The Realness of Racism

"What our and others’ research shows is that racism is not some abstract artificial concept, but is part of the lived and social experience of African Americans in today’s society–and that it has real effects on the body," says Amani Nuru-Jeter, a professor at UC Berkeley’s School of Public Health and co-author of the study. Researchers say their findings can help explain some of the well-known racial health disparities in the U.S. For example, according to the Center for Disease Control, blacks in the U.S. have a life expectancy four years shorter than the rest of the country, and have diabetes at double the rate of whites. Black men in particular have a life expectancy that’s six years shorter than white men, and black men are 60 percent more likely than white men to be diagnosed with prostate cancer. What’s more, says Nuru-Jeter, "racism is a particular form of stress reported by over 75 percent of African Americans," so the public health implications are huge.

What scientists have found is that racism influences people’s physical health in all these indirect ways–affecting access to health care, decent work, housing, healthy food and safe places to exercise. And it can have more direct consequences, typically by creating more stress in people’s lives. Think about what happens to your heart rate and blood pressure when someone treats you harshly or unfairly, cutting you off on the freeway or pushing you out of the way to get onto the subway. We have physiological reactions to stress.
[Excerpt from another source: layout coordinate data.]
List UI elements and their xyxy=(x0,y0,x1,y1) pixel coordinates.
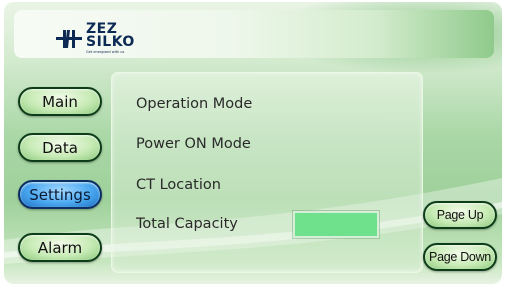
page-down-button[interactable]: Page Down xyxy=(423,243,497,271)
hmi-screen: ZEZ SILKO Get energized with us Main Dat… xyxy=(4,2,502,284)
nav-data-button[interactable]: Data xyxy=(18,133,102,162)
total-capacity-label: Total Capacity xyxy=(136,216,238,232)
operation-mode-label[interactable]: Operation Mode xyxy=(136,96,252,112)
total-capacity-input[interactable] xyxy=(293,211,379,238)
settings-panel: Operation Mode Power ON Mode CT Location… xyxy=(111,72,423,273)
page-up-button[interactable]: Page Up xyxy=(423,201,497,229)
nav-main-button[interactable]: Main xyxy=(18,87,102,116)
logo-text-silko: SILKO xyxy=(86,34,135,50)
power-on-mode-label[interactable]: Power ON Mode xyxy=(136,136,251,152)
nav-alarm-button[interactable]: Alarm xyxy=(18,233,102,262)
nav-settings-button[interactable]: Settings xyxy=(18,180,102,209)
header-bar: ZEZ SILKO Get energized with us xyxy=(14,10,494,58)
ct-location-label[interactable]: CT Location xyxy=(136,177,221,193)
logo-tagline: Get energized with us xyxy=(86,50,125,54)
zez-logo-icon xyxy=(56,30,82,48)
Now, imagine it’s racism we’re talking about–something that people can experience "on a routine, chronic, everyday basis," Chae says. "It wears out our biological systems because they are being continually engaged … and it can lead to this accelerated physiological wear and tear." Studies have shown that blacks’ telomere lengths burn off at faster rates than people in other racial groups.

So What Do We Do?

When it comes to the public health interventions, Chae says the clear implication is that society needs to address systemic discrimination. "There needs to be greater enforcement of anti-discrimination legislation," in areas like housing and employment he says. Furthermore, policies like stop-and-frisk, even those which are facially neutral, "can negatively impact health." 
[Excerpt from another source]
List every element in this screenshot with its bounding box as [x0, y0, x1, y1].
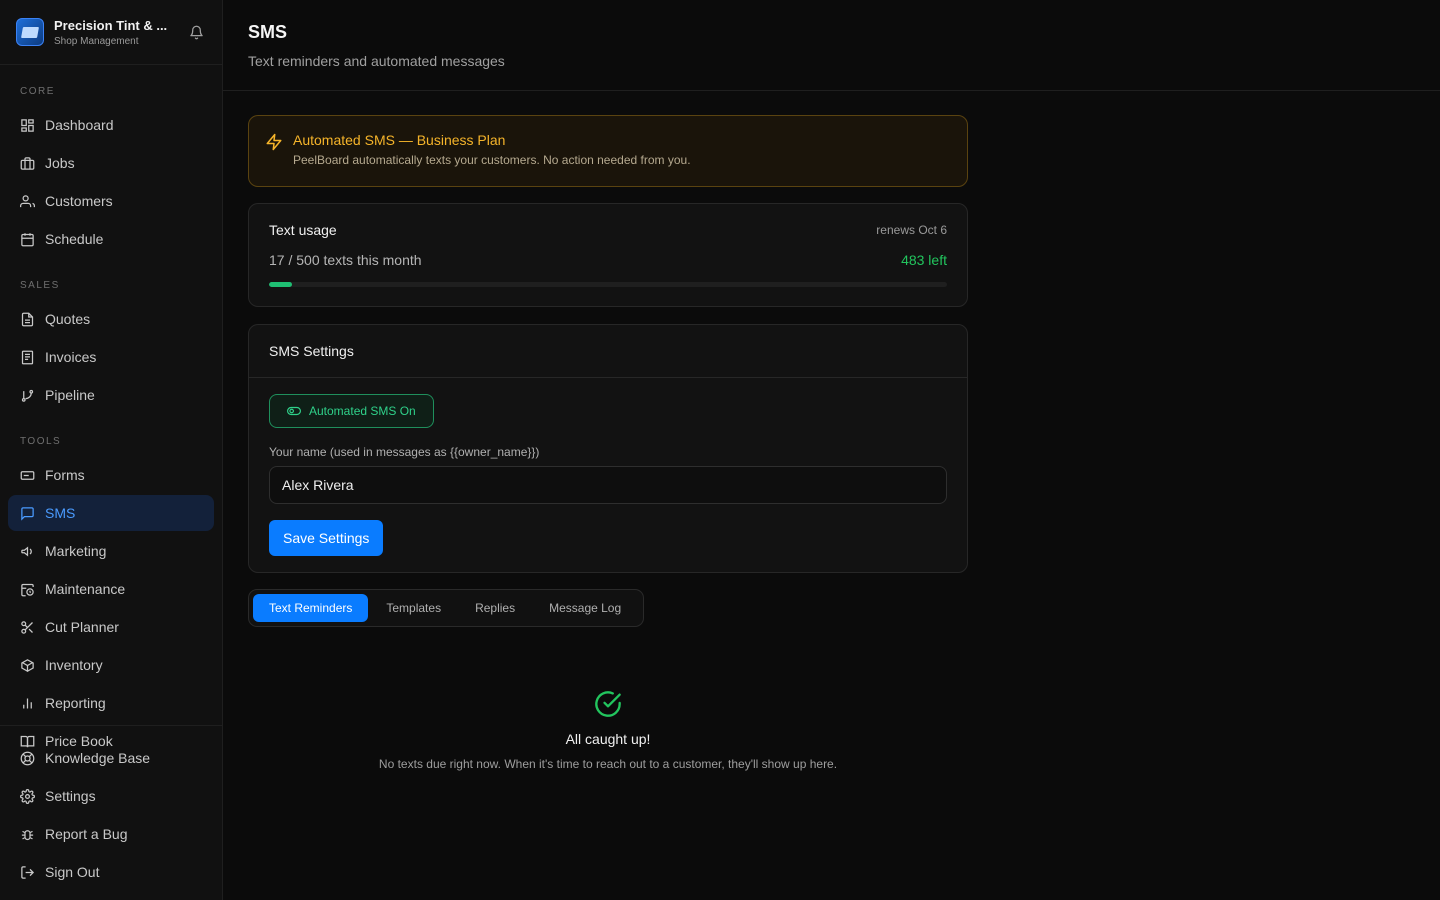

It might be tempting to prescribe black people who have anti-black biases some kind of racial identity bolstering treatment, but says Chae, telling people to address their internalized oppression "is not my first line of treatment because it puts the burden on those who are victimized." Racism may manifest itself on the individual level, but that doesn’t make it the right place to focus.

"It’s quite right that we should be concerned with individuals but we will not change the dynamic, that unconscious thumbprint of society, until we change the broader social structure in our systems and understandings of difference and how we value different groups," Smedley says. "Race and racism are not limited to internal, individual dynamics."